Bien... Vous êtes nombreux à m’avoir envoyé des courriers (tous très flatteurs d’ailleurs) pour me demander d’écrire la suite de mes rocambolesques aventures. Apprenez que la flatterie est tout bonnement sans effet sur moi, je suis bien au dessus de tout ça. C’est seulement par souci pédagogique que je vais vous conter la suite de ma palpitante histoire.

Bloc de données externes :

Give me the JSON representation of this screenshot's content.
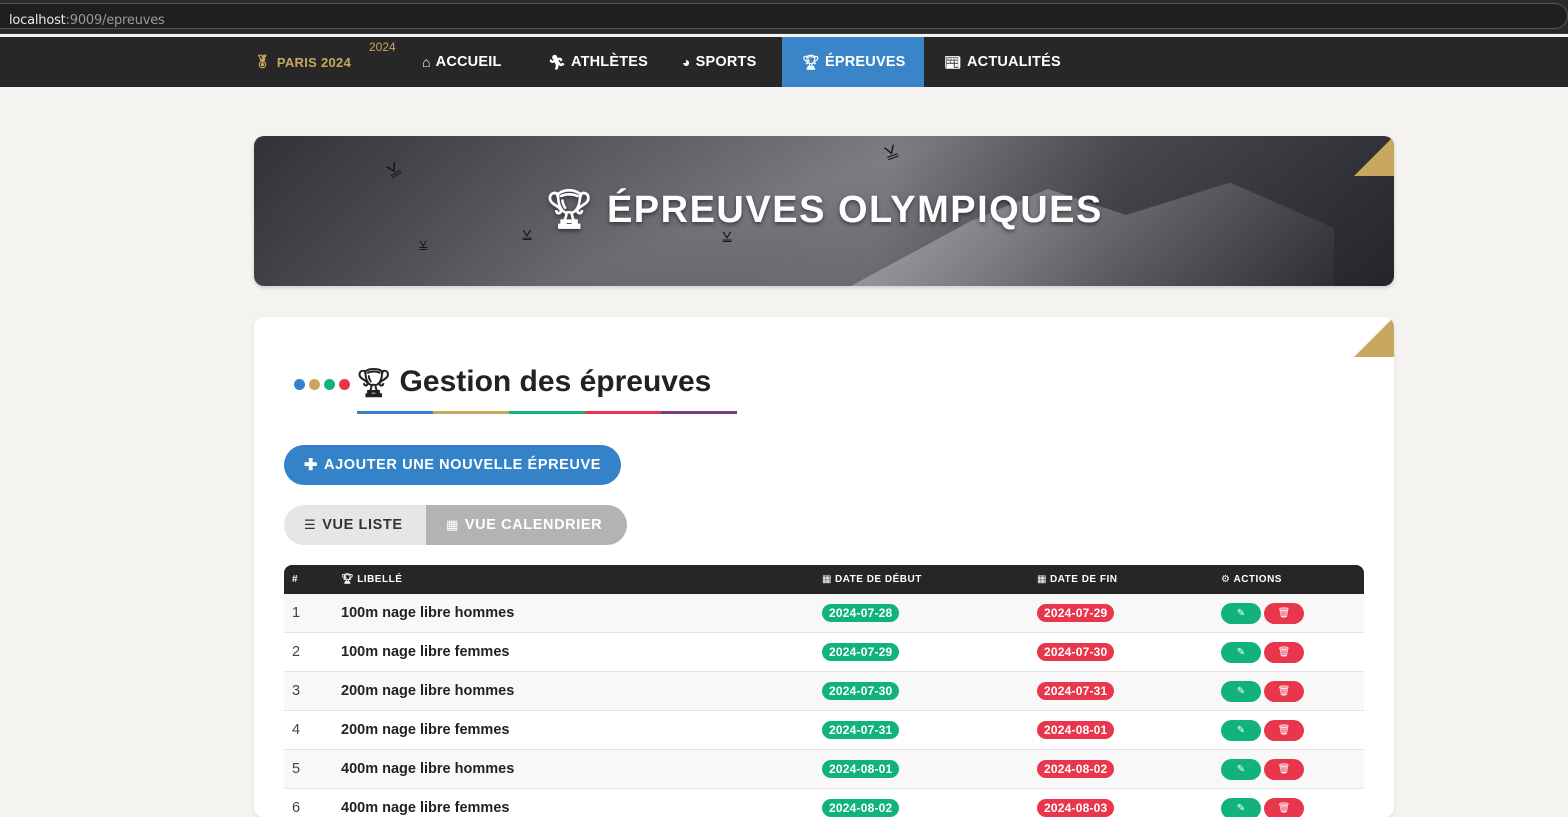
{
  "browser": {
    "url_host": "localhost",
    "url_path": ":9009/epreuves"
  },
  "nav": {
    "brand": "PARIS 2024",
    "brand_year": "2024",
    "items": [
      {
        "label": "ACCUEIL",
        "icon": "home-icon",
        "active": false
      },
      {
        "label": "ATHLÈTES",
        "icon": "runner-icon",
        "active": false
      },
      {
        "label": "SPORTS",
        "icon": "volleyball-icon",
        "active": false
      },
      {
        "label": "ÉPREUVES",
        "icon": "trophy-icon",
        "active": true
      },
      {
        "label": "ACTUALITÉS",
        "icon": "newspaper-icon",
        "active": false
      }
    ]
  },
  "hero": {
    "title": "ÉPREUVES OLYMPIQUES"
  },
  "section": {
    "title": "Gestion des épreuves",
    "add_button": "AJOUTER UNE NOUVELLE ÉPREUVE",
    "view_list": "VUE LISTE",
    "view_calendar": "VUE CALENDRIER"
  },
  "table": {
    "headers": {
      "num": "#",
      "label": "LIBELLÉ",
      "start": "DATE DE DÉBUT",
      "end": "DATE DE FIN",
      "actions": "ACTIONS"
    },
    "rows": [
      {
        "num": "1",
        "label": "100m nage libre hommes",
        "start": "2024-07-28",
        "end": "2024-07-29"
      },
      {
        "num": "2",
        "label": "100m nage libre femmes",
        "start": "2024-07-29",
        "end": "2024-07-30"
      },
      {
        "num": "3",
        "label": "200m nage libre hommes",
        "start": "2024-07-30",
        "end": "2024-07-31"
      },
      {
        "num": "4",
        "label": "200m nage libre femmes",
        "start": "2024-07-31",
        "end": "2024-08-01"
      },
      {
        "num": "5",
        "label": "400m nage libre hommes",
        "start": "2024-08-01",
        "end": "2024-08-02"
      },
      {
        "num": "6",
        "label": "400m nage libre femmes",
        "start": "2024-08-02",
        "end": "2024-08-03"
      }
    ]
  },
  "colors": {
    "accent_blue": "#3a85c8",
    "gold": "#c9a75f",
    "green": "#12b37a",
    "red": "#e8364d",
    "ring_colors": [
      "#3483c9",
      "#c9a75f",
      "#12b37a",
      "#e8364d",
      "#7b3b7e"
    ]
  }
}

Comme vous vous en souvenez sûrement, mon ami nain (aussi rustre que riche – l’un compensant avantageusement l’autre) voulait que je rentre plus ou moins à son service. La magie étant une discipline fort coûteuse, je pouvais difficilement refuser. Il m’apprit assez vite (au cas où j’aurais été aveugle et/ou perdu l’odorat, j’imagine) qu’il avait un problème d’alcool. Mais je fus assez malin pour comprendre que le mal qui le rongeait vraiment, c’était l’amour. Cet idiot de nain avait été assez stupide pour tomber amoureux. Erreur funeste que même le dernier des troggs ne ferait pas... J’en étais encore à essayer de cacher mon mépris, quand le nain me fit ainsi entrer dans sa guilde (la vôtre en l’occurrence), sans tambours ni trompettes. Il n’y eut pas d’intronisation, ce que je ne regrette pas d’ailleurs... Dans ce genre de réunions, on trouve des gens qui boivent plus que de raison, des gens qui parlent trop fort, et des gens qui tentent de se faire passer pour plus intelligents qu’ils ne sont. Certains appartenant à plusieurs groupes à la fois. Non vraiment, très peu pour moi.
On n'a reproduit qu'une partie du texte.